Sunday, December 7, 2014

Pastor Doug's Sermon - December 7, 2014


 



Isaiah 40:1-11
2nd Sunday in Advent
Rev. Douglas L. Stewart
 
 
“Comfort, O comfort my people, says your God…”

            Speak tenderly to Ferguson and Staten Island…

            Speak softly to West Africa…    

            Speak gently to Jerusalem, the West Bank and Gaza…

Speak lovingly to those in our city encircled by poverty and violence…

Speak soothingly to our youth who wonder if this will be the week that gun violence hits their schools as it has in 91 other schools since Newtown…

              Speak softly and tenderly to us who have lost our way..

Whose bearings are confused…

And whose vision is blurred by broken hearts and shattered dreams.

 

“Comfort, O comfort my people says your God…”   Words so familiar, and yet at times so far out of reach.  Words nonetheless offering the balm of healing to the festering wounds of exile.
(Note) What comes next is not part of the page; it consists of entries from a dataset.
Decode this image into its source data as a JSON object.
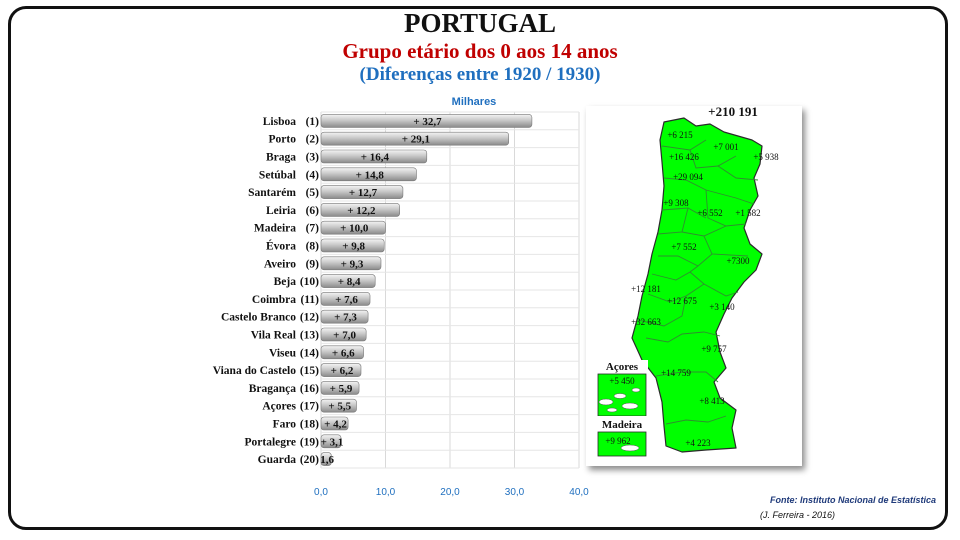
{
  "header": {
    "title": "PORTUGAL",
    "subtitle": "Grupo etário dos 0 aos 14 anos",
    "period": "(Diferenças entre 1920 / 1930)"
  },
  "chart_data": {
    "type": "bar",
    "orientation": "horizontal",
    "unit_label": "Milhares",
    "categories": [
      "Lisboa",
      "Porto",
      "Braga",
      "Setúbal",
      "Santarém",
      "Leiria",
      "Madeira",
      "Évora",
      "Aveiro",
      "Beja",
      "Coimbra",
      "Castelo Branco",
      "Vila Real",
      "Viseu",
      "Viana do Castelo",
      "Bragança",
      "Açores",
      "Faro",
      "Portalegre",
      "Guarda"
    ],
    "ranks": [
      "(1)",
      "(2)",
      "(3)",
      "(4)",
      "(5)",
      "(6)",
      "(7)",
      "(8)",
      "(9)",
      "(10)",
      "(11)",
      "(12)",
      "(13)",
      "(14)",
      "(15)",
      "(16)",
      "(17)",
      "(18)",
      "(19)",
      "(20)"
    ],
    "values": [
      32.7,
      29.1,
      16.4,
      14.8,
      12.7,
      12.2,
      10.0,
      9.8,
      9.3,
      8.4,
      7.6,
      7.3,
      7.0,
      6.6,
      6.2,
      5.9,
      5.5,
      4.2,
      3.1,
      1.6
    ],
    "value_labels": [
      "+ 32,7",
      "+ 29,1",
      "+ 16,4",
      "+ 14,8",
      "+ 12,7",
      "+ 12,2",
      "+ 10,0",
      "+ 9,8",
      "+ 9,3",
      "+ 8,4",
      "+ 7,6",
      "+ 7,3",
      "+ 7,0",
      "+ 6,6",
      "+ 6,2",
      "+ 5,9",
      "+ 5,5",
      "+ 4,2",
      "+ 3,1",
      "1,6"
    ],
    "xlim": [
      0,
      40
    ],
    "xticks": [
      "0,0",
      "10,0",
      "20,0",
      "30,0",
      "40,0"
    ],
    "grid": true,
    "bar_color": "#c8c8c8",
    "axis_color": "#1f6fbf"
  },
  "map": {
    "total_label": "+210 191",
    "fill_color": "#00ff00",
    "labels": [
      "+6 215",
      "+7 001",
      "+16 426",
      "+5 938",
      "+29 094",
      "+9 308",
      "+6 552",
      "+1 582",
      "+7 552",
      "+7300",
      "+12 181",
      "+12 675",
      "+3 140",
      "+32 663",
      "+9 757",
      "+14 759",
      "+8 413",
      "+4 223"
    ],
    "azores": {
      "name": "Açores",
      "value": "+5 450"
    },
    "madeira": {
      "name": "Madeira",
      "value": "+9 962"
    }
  },
  "footer": {
    "source": "Fonte: Instituto Nacional de Estatística",
    "author": "(J. Ferreira - 2016)"
  }
}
 Exile.  A place the ancient Israelites have lived for the last 50 years at the mercy of their Babylonian captors… 

A place of confusion, despair, and darkness, away from everything and everyone familiar to them...
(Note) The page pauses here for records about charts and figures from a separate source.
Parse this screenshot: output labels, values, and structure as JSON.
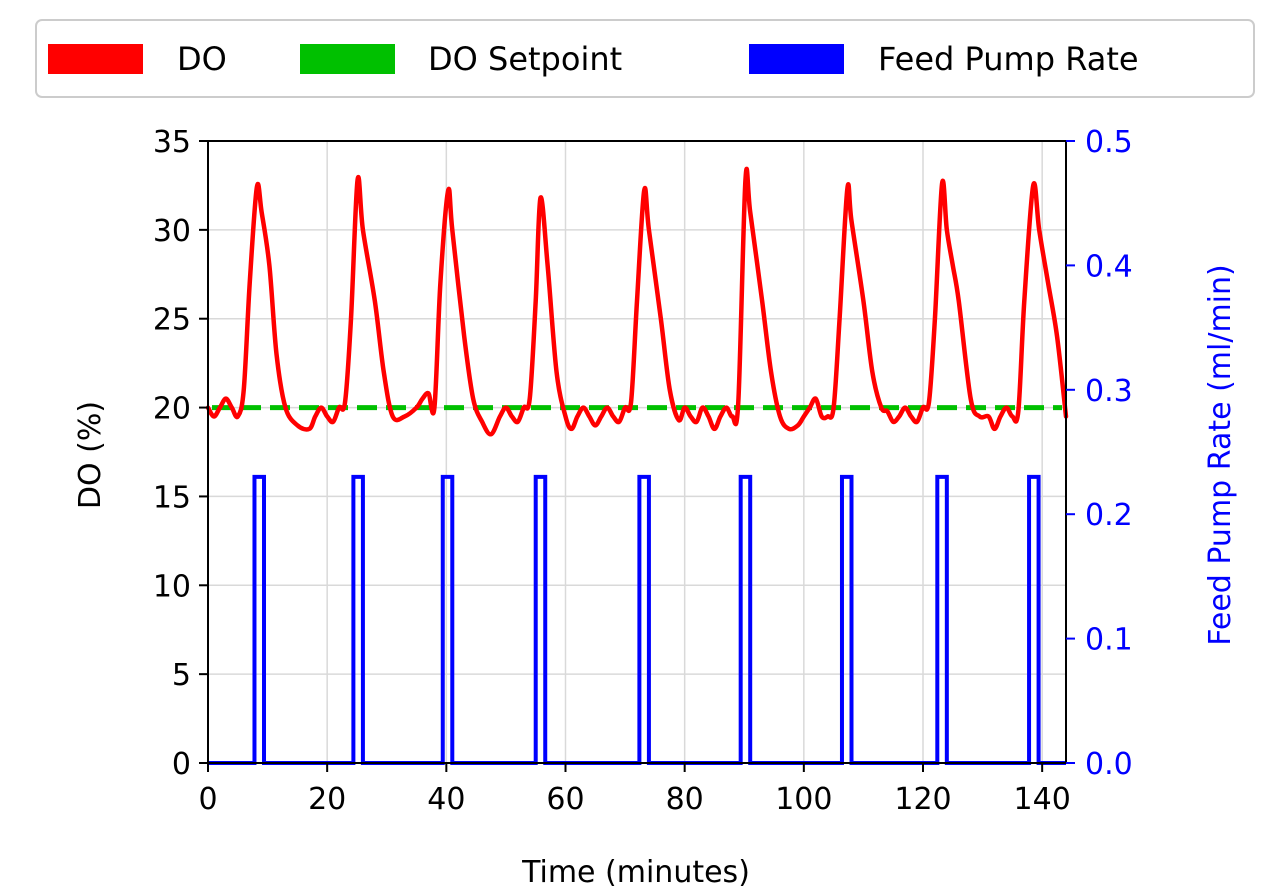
{
  "colors": {
    "do": "#ff0000",
    "setpoint": "#00c000",
    "feed": "#0000ff",
    "right_axis": "#0000ff",
    "grid": "#d9d9d9"
  },
  "chart_data": {
    "type": "line",
    "title": "",
    "xlabel": "Time (minutes)",
    "ylabel": "DO (%)",
    "ylabel_right": "Feed Pump Rate (ml/min)",
    "xlim": [
      0,
      144
    ],
    "ylim": [
      0,
      35
    ],
    "ylim_right": [
      0,
      0.5
    ],
    "xticks": [
      0,
      20,
      40,
      60,
      80,
      100,
      120,
      140
    ],
    "xtick_labels": [
      "0",
      "20",
      "40",
      "60",
      "80",
      "100",
      "120",
      "140"
    ],
    "yticks": [
      0,
      5,
      10,
      15,
      20,
      25,
      30,
      35
    ],
    "ytick_labels": [
      "0",
      "5",
      "10",
      "15",
      "20",
      "25",
      "30",
      "35"
    ],
    "yticks_right": [
      0.0,
      0.1,
      0.2,
      0.3,
      0.4,
      0.5
    ],
    "ytick_right_labels": [
      "0.0",
      "0.1",
      "0.2",
      "0.3",
      "0.4",
      "0.5"
    ],
    "grid": true,
    "legend": {
      "position": "top, outside plot",
      "entries": [
        "DO",
        "DO Setpoint",
        "Feed Pump Rate"
      ]
    },
    "series": [
      {
        "name": "DO",
        "axis": "left",
        "style": "solid",
        "x": [
          0,
          1,
          2,
          3,
          4,
          5,
          6,
          7,
          8.2,
          9,
          10.3,
          11.5,
          13,
          15,
          17,
          18,
          19,
          20,
          21,
          22,
          23,
          24,
          25.1,
          26,
          28,
          29.5,
          31,
          33,
          35,
          36,
          37,
          38,
          39,
          40.3,
          41,
          43,
          44.5,
          46,
          47.5,
          49,
          50,
          51,
          52,
          53,
          54,
          55,
          55.8,
          57,
          58.5,
          60,
          61,
          62,
          63,
          64,
          65,
          66,
          67,
          68,
          69,
          70,
          71,
          72,
          73.2,
          74,
          76,
          77.5,
          79,
          80,
          81,
          82,
          83,
          84,
          85,
          86,
          87,
          88,
          89,
          90.2,
          91,
          93,
          94.5,
          96,
          97.5,
          99,
          100,
          101,
          102,
          103,
          104,
          105,
          106,
          107.3,
          108,
          110,
          111.5,
          113,
          114,
          115,
          116,
          117,
          118,
          119,
          120,
          121,
          122,
          123.2,
          124,
          125,
          126,
          128,
          129.5,
          131,
          132,
          133,
          134,
          135,
          136,
          137,
          138.5,
          139.5,
          141,
          142.5,
          144
        ],
        "y": [
          20,
          19.5,
          20,
          20.5,
          20,
          19.5,
          21,
          27,
          32.4,
          31,
          28,
          23,
          20,
          19,
          18.8,
          19.5,
          20,
          19.5,
          19.2,
          20,
          20.3,
          25,
          32.8,
          30,
          26,
          22,
          19.5,
          19.5,
          20,
          20.5,
          20.8,
          20,
          27,
          32.2,
          30,
          24,
          20.5,
          19.2,
          18.5,
          19.5,
          20,
          19.5,
          19.2,
          20,
          20.5,
          26,
          31.8,
          28,
          22,
          19.5,
          18.8,
          19.5,
          20,
          19.5,
          19,
          19.5,
          20,
          19.5,
          19.2,
          20,
          20.3,
          26,
          32.2,
          30,
          25,
          21,
          19.3,
          20,
          19.5,
          19.2,
          20,
          19.5,
          18.8,
          19.5,
          20,
          19.5,
          20.3,
          32.8,
          31,
          26,
          22,
          19.5,
          18.8,
          19,
          19.5,
          20,
          20.5,
          19.5,
          19.5,
          20,
          25,
          32.3,
          30.5,
          26,
          22,
          20,
          19.8,
          19.2,
          19.5,
          20,
          19.5,
          19.2,
          20,
          20.3,
          25,
          32.6,
          30,
          28,
          26,
          20.5,
          19.5,
          19.5,
          18.8,
          19.5,
          20,
          19.5,
          19.8,
          26,
          32.5,
          30,
          27,
          24,
          19.5
        ]
      },
      {
        "name": "DO Setpoint",
        "axis": "left",
        "style": "dashed",
        "x": [
          0,
          144
        ],
        "y": [
          20,
          20
        ]
      },
      {
        "name": "Feed Pump Rate",
        "axis": "right",
        "style": "solid",
        "pulses": [
          {
            "start": 7.8,
            "end": 9.4,
            "value": 0.23
          },
          {
            "start": 24.4,
            "end": 26.0,
            "value": 0.23
          },
          {
            "start": 39.4,
            "end": 41.0,
            "value": 0.23
          },
          {
            "start": 55.0,
            "end": 56.6,
            "value": 0.23
          },
          {
            "start": 72.4,
            "end": 74.0,
            "value": 0.23
          },
          {
            "start": 89.4,
            "end": 91.0,
            "value": 0.23
          },
          {
            "start": 106.4,
            "end": 108.0,
            "value": 0.23
          },
          {
            "start": 122.4,
            "end": 124.0,
            "value": 0.23
          },
          {
            "start": 137.8,
            "end": 139.4,
            "value": 0.23
          }
        ]
      }
    ]
  }
}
A place from which they anxiously return home only to find their beloved city in ruins; only to find their precious land destroyed by drought; only to find their cherished homes laid waste…

 Is this the same land we left?  How could it be? Where has everybody gone?  The city once bustling with crowds of prosperous people is now an empty parking lot overgrown with weeds.
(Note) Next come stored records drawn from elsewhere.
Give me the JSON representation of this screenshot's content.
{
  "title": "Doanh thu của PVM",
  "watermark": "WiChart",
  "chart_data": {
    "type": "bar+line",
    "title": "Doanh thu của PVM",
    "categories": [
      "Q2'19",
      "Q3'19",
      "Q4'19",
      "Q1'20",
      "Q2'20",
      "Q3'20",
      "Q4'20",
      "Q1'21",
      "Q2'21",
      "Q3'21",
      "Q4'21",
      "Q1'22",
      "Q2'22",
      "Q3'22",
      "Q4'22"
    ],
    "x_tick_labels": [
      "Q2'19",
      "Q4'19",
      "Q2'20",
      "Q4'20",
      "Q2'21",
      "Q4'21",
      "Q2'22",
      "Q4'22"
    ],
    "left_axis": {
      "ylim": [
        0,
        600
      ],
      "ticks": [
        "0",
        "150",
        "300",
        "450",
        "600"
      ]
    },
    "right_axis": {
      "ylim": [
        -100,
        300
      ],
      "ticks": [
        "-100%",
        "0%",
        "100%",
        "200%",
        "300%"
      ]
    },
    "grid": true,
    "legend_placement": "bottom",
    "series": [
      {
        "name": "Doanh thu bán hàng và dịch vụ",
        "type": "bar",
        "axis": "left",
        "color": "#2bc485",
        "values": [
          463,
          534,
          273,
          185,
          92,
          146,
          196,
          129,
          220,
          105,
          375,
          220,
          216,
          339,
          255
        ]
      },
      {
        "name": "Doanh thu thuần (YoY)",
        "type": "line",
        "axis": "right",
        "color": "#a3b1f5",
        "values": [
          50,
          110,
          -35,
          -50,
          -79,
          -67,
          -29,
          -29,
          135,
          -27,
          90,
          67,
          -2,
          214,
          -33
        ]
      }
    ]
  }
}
The city once teeming with the joyful laughter of children playing in its streets is now eerily silent. The Temple, the holiest place on earth, through which the living God nourished his people of old with his presence has been reduced to a pile of dead stones.

Glorious buildings, family, and friends… All gone. 

            Erased.  As if they never existed.

 "Where is God?  Has God abandoned us?  Does God even care?”  Not just words of disappointment and despair uttered by ancient Israel returning from exile, but our words as well.  Words cried by us confused by feet planted in two very different worlds.   The world of God’s promised blessing juxtaposed against the world of brokenness we see all around.

 

And yet, it is precisely here in the season of Advent where two worlds collide:  where the world of  brokenness and the world of hope walk hand in hand.

 

While shedding our own exilic tears,

Of relationships broken, of healthy bodies lost, of death’s sting too real…

An empty cross stands right here before us, reminding us that not even death can separate us from God; empowering us to dare proclaim God’s hope of restoration and healing.

 While navigating the winding roads of danger, fear, and brokenness, we dare to hope that our God lays down a super-highway in the wilderness, upon which in First-Responder fashion, God can both reach us and send us out quickly.

While lamenting the valleys of unspeakable poverty…

We dare to proclaim hope in a God who transforms food deserts and levels the hills of economic disparity… perhaps even using us to advocate systemic justice while feeding and clothing a hungry and hurting city.

 
While stumbling upon the uneven ground of gender, social, and racial inequality…

we dare to hope in a God who makes the rough places a plain by the boundary-shattering work of his son – especially in the Rochesters, the Staten Islands, the Fergusons and the Gazas of this world.

 
While thirsting for justice and righteousness…

We dare to imagine and follow a God of hope who not only gives us our thirst-quenched voice, but who leads us out into the world – into the wilderness places using our voice to comfort and prophetically stir the world.

 

“Comfort, O comfort my people, says your God…”

 A new king is on the way…

Not a warrior to impose our jaded agendas on the world, but one who came as a newborn so vulnerable, so easily approachable that no one needs to be afraid.

 A new king is on the way…    

One whose death upon a cross, touching heaven to earth, has forever transformed our cries of despair into songs of hope.

 A new king is on the way…

One who will gather the broken lambs into his arms, feeding and healing us that we may feed and heal the world.

 “Comfort, O comfort my people says OUR God..”.